The Two Categories of Cybersecurity Breaches
1. Personal Attacks
These are direct strikes on individuals, phishing for money, blackmail, image manipulation, or scams designed to inflict harm or extract gain. For most of us, this is the scariest version of a cyberattack: the idea that someone online wants to personally target us.
2. Organizational Attacks
These are the headline makers. Enterprises spend millions on tools, training, and layers of security, yet still fall victim. Afterward, the blame game begins: CISOs pointing to external failures, vendors, or “unforeseen” vulnerabilities. But customers only see one thing- The lost trust.

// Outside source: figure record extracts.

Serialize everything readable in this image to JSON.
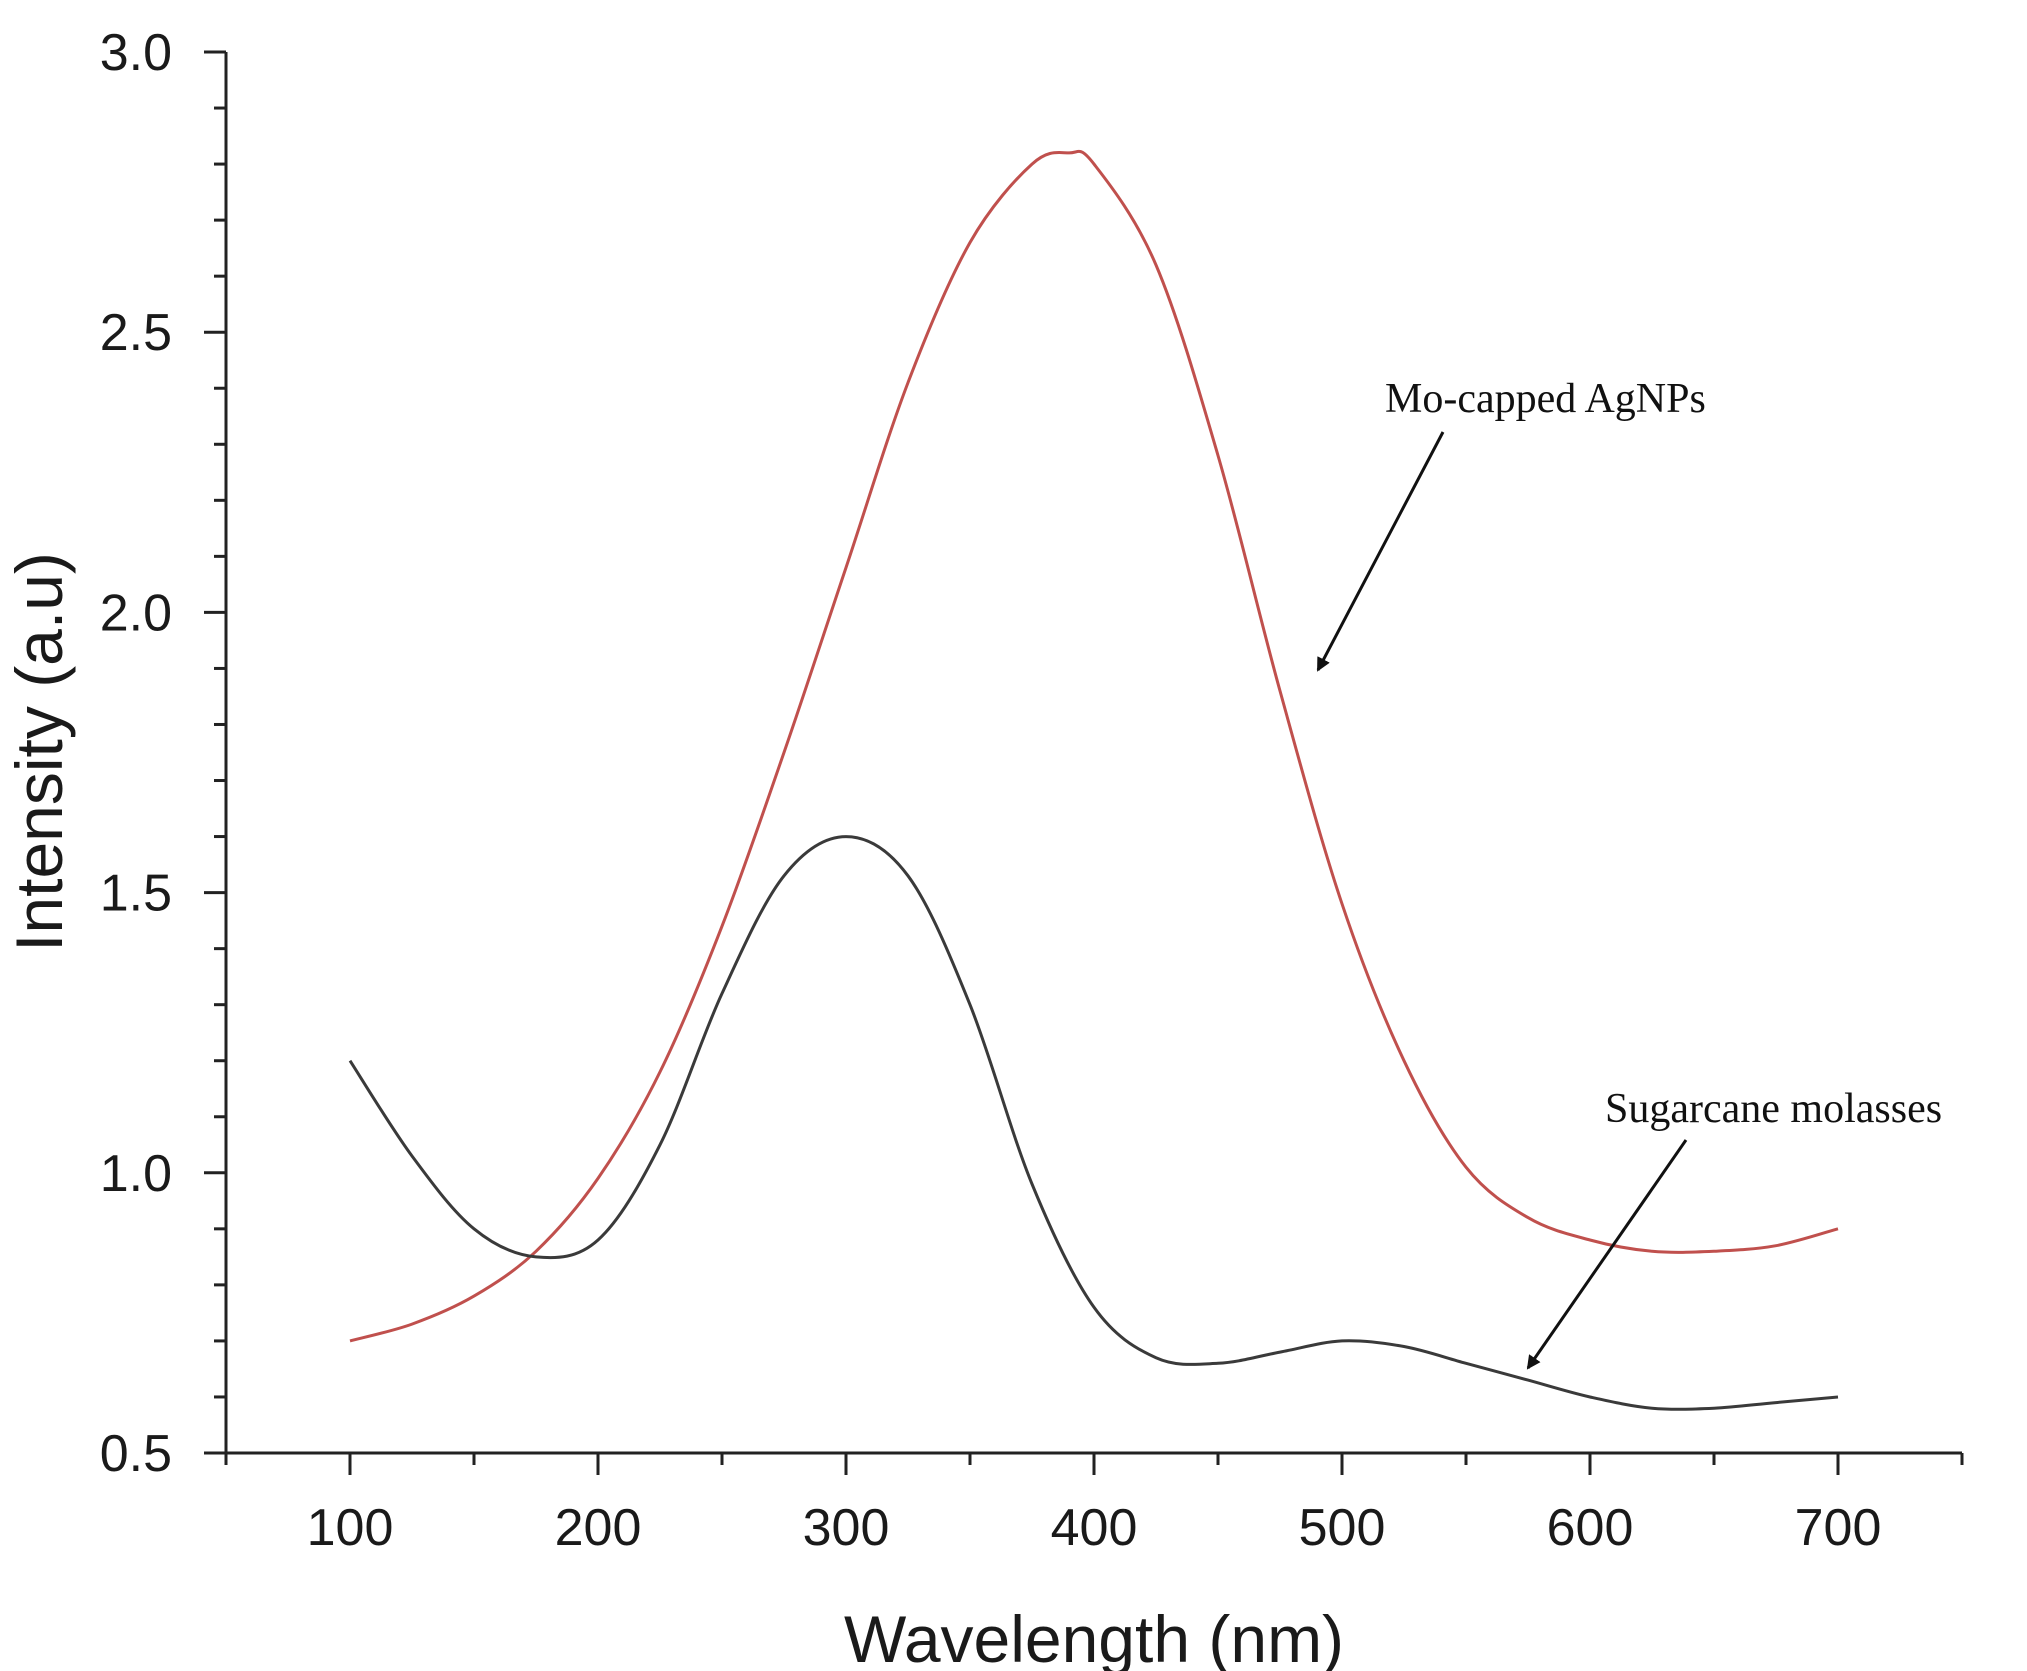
{
  "chart_data": {
    "type": "line",
    "title": "",
    "xlabel": "Wavelength (nm)",
    "ylabel": "Intensity (a.u)",
    "xlim": [
      50,
      750
    ],
    "ylim": [
      0.5,
      3.0
    ],
    "xticks": [
      100,
      200,
      300,
      400,
      500,
      600,
      700
    ],
    "xtick_labels": [
      "100",
      "200",
      "300",
      "400",
      "500",
      "600",
      "700"
    ],
    "yticks": [
      0.5,
      1.0,
      1.5,
      2.0,
      2.5,
      3.0
    ],
    "ytick_labels": [
      "0.5",
      "1.0",
      "1.5",
      "2.0",
      "2.5",
      "3.0"
    ],
    "grid": false,
    "series": [
      {
        "name": "Mo-capped AgNPs",
        "color": "#c0504d",
        "x": [
          100,
          125,
          150,
          175,
          200,
          225,
          250,
          275,
          300,
          325,
          350,
          375,
          390,
          400,
          425,
          450,
          475,
          500,
          525,
          550,
          575,
          600,
          625,
          650,
          675,
          700
        ],
        "y": [
          0.7,
          0.73,
          0.78,
          0.86,
          0.99,
          1.18,
          1.44,
          1.75,
          2.08,
          2.41,
          2.66,
          2.8,
          2.82,
          2.8,
          2.62,
          2.28,
          1.86,
          1.48,
          1.2,
          1.01,
          0.92,
          0.88,
          0.86,
          0.86,
          0.87,
          0.9
        ]
      },
      {
        "name": "Sugarcane molasses",
        "color": "#3a3a3a",
        "x": [
          100,
          125,
          150,
          175,
          200,
          225,
          250,
          275,
          300,
          325,
          350,
          375,
          400,
          425,
          450,
          475,
          500,
          525,
          550,
          575,
          600,
          625,
          650,
          675,
          700
        ],
        "y": [
          1.2,
          1.03,
          0.9,
          0.85,
          0.88,
          1.05,
          1.32,
          1.53,
          1.6,
          1.53,
          1.3,
          0.98,
          0.76,
          0.67,
          0.66,
          0.68,
          0.7,
          0.69,
          0.66,
          0.63,
          0.6,
          0.58,
          0.58,
          0.59,
          0.6
        ]
      }
    ],
    "annotations": [
      {
        "text": "Mo-capped AgNPs",
        "points_to_series": "Mo-capped AgNPs",
        "arrow_to": [
          490,
          1.9
        ]
      },
      {
        "text": "Sugarcane molasses",
        "points_to_series": "Sugarcane molasses",
        "arrow_to": [
          570,
          0.66
        ]
      }
    ]
  }
}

Breaking Down Organizational Breaches
Not all enterprise breaches are of the same kind. In fact, they can be categorized into four distinct groups:

1. Your Organization Is Breached
The worst-case scenario: attackers compromise your own systems.
Impact: Massive costs, regulatory fines, customer churn, and even complete operational disruption.
Examples:
- AT&T (2024) – 73M customers’ data stolen
- Ticketmaster (2024) – 560M customer records leaked
- TransUnion (2025) – 4.4M records exposed
2. Your Vendor Is Breached
When attackers compromise your trusted partner, they also expose your data.
Impact: Employee data leaks, phishing risk, and potential supply chain paralysis.
Examples:
- Change Healthcare (2024) – Ransomware exposed 190M healthcare records
- Snowflake (2024) – Over 100 customers hit via stolen credentials
- Workday/Salesforce Wave – Ransomware stole information.
3. A Related Third-Party Is Breached
Employees often use personal apps unrelated to work, but attackers can connect the dots.
Impact: More convincing phishing, credential stuffing, and indirect access to corporate systems.
Examples:
- Dell (2025) – 1.3TB of files leaked and weaponized
- Qantas (2025) – customer data exposed via a third party platform
4. An Unrelated Party Is Breached
Sometimes the weakest link is nowhere near you, but its ripple effects land at your door.
Impact: Indirect supply chain risks, compromised services, or shared data exposure.
Examples:
- MOVEit (2024) – fallout of the 2023 breach impacted 2,600 companies
- Cleo Communications (2024) – exploited flaws hit brands like Kellogg’s
Why This Matters
Cybersecurity is not about finding the next scapegoat. It’s about recognizing how interconnected our systems have become. Breaches may not always be your fault, but they will always be your problem.